One of the best examples is the difference between digital offerings and digital business models. When you read your energy consumption data through the app, it is your electricity supplier’s digital offer. When you order transport through an application that matches your request with a driver, then this is a digital business model.
To become a customer and use the service, you must use digital channels. Digital business models are sometimes based solely on digital channels. This is especially important for business models that rely on early adoption (freemium) or marketplaces (eg Amazon advertises on web searches).
When a customer is willing to pay for your services and offers that are created online, this is a strong indicator of a digital business model, as customer value can be created digitally as well as monetized.
Different Kinds of Digital Business Models
Everyone knows the “free” business model, as it is used by two of the most famous companies in the world. Google, like Facebook, are good examples of how to use an ad-supported and “free” business model. The idea behind this business model is to offer the service for free and the user becomes the product that is being sold. In the case of Google and Facebook, each user who uses the services provides valuable information about themselves. With this data, you can easily display ads that businesses can buy and target to specific users.

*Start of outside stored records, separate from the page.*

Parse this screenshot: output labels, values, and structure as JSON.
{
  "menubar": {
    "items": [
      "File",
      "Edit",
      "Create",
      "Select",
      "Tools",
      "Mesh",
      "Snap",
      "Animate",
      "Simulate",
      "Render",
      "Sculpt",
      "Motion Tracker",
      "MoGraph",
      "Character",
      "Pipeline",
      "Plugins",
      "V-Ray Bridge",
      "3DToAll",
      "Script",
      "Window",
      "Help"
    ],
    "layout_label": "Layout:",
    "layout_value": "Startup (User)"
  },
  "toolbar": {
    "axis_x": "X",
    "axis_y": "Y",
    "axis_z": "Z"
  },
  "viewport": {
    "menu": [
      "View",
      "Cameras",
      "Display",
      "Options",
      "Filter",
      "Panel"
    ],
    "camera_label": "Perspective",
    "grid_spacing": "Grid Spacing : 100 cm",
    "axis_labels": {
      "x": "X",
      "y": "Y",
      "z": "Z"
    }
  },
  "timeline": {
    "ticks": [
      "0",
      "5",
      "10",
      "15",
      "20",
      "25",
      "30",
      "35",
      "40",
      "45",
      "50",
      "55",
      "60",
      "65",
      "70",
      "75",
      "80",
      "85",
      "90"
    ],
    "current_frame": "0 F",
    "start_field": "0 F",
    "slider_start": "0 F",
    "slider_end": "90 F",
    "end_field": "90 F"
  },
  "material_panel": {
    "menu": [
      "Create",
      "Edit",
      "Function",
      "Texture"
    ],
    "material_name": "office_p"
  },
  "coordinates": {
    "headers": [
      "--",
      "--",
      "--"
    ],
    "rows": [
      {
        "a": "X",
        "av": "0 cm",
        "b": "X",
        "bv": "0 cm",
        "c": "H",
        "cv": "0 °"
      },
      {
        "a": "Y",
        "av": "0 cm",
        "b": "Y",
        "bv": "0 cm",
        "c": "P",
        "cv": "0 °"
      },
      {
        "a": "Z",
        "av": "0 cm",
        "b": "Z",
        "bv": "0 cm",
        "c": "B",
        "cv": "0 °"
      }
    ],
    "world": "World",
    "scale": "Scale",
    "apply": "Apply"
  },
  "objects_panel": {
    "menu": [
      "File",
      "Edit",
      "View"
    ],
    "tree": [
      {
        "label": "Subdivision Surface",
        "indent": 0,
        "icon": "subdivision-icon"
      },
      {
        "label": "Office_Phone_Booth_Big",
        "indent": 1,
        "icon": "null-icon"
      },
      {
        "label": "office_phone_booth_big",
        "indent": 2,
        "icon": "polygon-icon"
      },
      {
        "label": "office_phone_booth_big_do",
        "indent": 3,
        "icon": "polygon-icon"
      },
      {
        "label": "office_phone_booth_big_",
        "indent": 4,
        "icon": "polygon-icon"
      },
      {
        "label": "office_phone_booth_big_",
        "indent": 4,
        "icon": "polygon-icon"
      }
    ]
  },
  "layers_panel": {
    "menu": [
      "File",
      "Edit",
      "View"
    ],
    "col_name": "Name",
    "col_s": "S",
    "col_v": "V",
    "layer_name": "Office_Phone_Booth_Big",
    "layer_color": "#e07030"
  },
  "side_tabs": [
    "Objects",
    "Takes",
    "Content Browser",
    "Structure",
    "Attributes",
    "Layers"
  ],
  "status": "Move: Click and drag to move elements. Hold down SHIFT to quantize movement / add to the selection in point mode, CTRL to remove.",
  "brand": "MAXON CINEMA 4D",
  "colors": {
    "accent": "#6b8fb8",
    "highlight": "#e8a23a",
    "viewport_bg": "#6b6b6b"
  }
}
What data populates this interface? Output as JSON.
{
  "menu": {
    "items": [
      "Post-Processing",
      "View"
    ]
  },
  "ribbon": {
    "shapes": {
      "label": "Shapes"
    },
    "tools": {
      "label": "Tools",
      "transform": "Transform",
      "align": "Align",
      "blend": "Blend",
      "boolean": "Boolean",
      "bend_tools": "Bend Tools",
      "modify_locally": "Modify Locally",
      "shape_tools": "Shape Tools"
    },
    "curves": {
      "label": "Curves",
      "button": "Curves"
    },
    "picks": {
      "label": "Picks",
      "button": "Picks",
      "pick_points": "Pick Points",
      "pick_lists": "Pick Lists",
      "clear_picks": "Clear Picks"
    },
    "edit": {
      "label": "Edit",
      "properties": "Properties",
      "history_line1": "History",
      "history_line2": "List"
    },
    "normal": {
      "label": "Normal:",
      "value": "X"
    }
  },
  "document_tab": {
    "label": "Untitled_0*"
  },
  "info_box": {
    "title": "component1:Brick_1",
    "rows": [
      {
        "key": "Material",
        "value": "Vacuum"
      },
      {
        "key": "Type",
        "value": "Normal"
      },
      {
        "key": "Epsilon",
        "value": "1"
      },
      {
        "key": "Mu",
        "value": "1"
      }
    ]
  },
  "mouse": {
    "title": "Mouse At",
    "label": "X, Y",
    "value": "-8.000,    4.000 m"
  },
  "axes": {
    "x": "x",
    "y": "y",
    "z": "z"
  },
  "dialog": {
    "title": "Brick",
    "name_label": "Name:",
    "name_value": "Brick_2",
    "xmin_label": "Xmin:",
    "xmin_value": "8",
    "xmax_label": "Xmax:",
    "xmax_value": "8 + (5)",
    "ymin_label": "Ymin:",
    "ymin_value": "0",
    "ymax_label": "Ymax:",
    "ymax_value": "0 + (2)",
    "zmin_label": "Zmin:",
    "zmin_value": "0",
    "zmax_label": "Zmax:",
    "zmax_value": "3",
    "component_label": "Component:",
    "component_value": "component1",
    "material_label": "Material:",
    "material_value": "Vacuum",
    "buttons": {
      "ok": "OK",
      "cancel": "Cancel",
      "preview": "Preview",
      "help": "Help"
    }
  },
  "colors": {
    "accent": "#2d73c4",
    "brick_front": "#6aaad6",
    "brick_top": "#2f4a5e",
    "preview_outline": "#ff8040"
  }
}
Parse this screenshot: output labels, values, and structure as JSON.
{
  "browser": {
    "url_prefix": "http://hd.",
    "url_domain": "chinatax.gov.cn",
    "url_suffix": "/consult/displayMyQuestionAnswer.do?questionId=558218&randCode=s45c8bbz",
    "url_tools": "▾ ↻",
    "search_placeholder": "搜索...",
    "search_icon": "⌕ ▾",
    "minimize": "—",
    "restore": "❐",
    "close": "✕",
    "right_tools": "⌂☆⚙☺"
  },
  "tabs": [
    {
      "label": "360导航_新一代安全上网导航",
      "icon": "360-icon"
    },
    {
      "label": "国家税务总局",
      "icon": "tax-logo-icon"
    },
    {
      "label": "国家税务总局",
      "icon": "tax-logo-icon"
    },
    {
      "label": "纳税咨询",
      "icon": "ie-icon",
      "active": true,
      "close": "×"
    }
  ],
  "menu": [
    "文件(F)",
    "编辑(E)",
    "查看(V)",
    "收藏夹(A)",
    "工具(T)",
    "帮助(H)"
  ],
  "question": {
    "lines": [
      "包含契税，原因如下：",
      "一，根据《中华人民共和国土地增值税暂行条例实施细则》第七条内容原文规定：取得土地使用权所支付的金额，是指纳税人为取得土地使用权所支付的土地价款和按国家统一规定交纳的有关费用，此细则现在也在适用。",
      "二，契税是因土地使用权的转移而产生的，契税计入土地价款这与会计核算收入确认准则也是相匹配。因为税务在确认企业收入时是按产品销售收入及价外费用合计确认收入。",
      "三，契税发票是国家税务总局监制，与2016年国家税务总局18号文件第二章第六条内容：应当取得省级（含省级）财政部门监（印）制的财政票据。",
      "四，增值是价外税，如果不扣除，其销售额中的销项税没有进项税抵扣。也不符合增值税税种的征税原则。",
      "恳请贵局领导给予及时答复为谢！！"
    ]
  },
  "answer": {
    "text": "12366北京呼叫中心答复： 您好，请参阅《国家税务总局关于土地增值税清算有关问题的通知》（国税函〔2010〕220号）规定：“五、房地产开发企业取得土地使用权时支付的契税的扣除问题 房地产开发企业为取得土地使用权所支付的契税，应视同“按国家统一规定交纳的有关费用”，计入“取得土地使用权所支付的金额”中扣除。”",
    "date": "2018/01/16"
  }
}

Especially in the software world, this is one of the most common digital business models. Users get free access to the basic version (Free) of the product, which is basically limited in some respects. If the user wants to use more features or resources, he has the option to upgrade to a paid version (Premium).
A great example is Spotify. Everyone can use the service for free (and get ads), but if you want more features and higher quality, then you need to pay a monthly subscription. This is also a great example of how different business models can be mixed.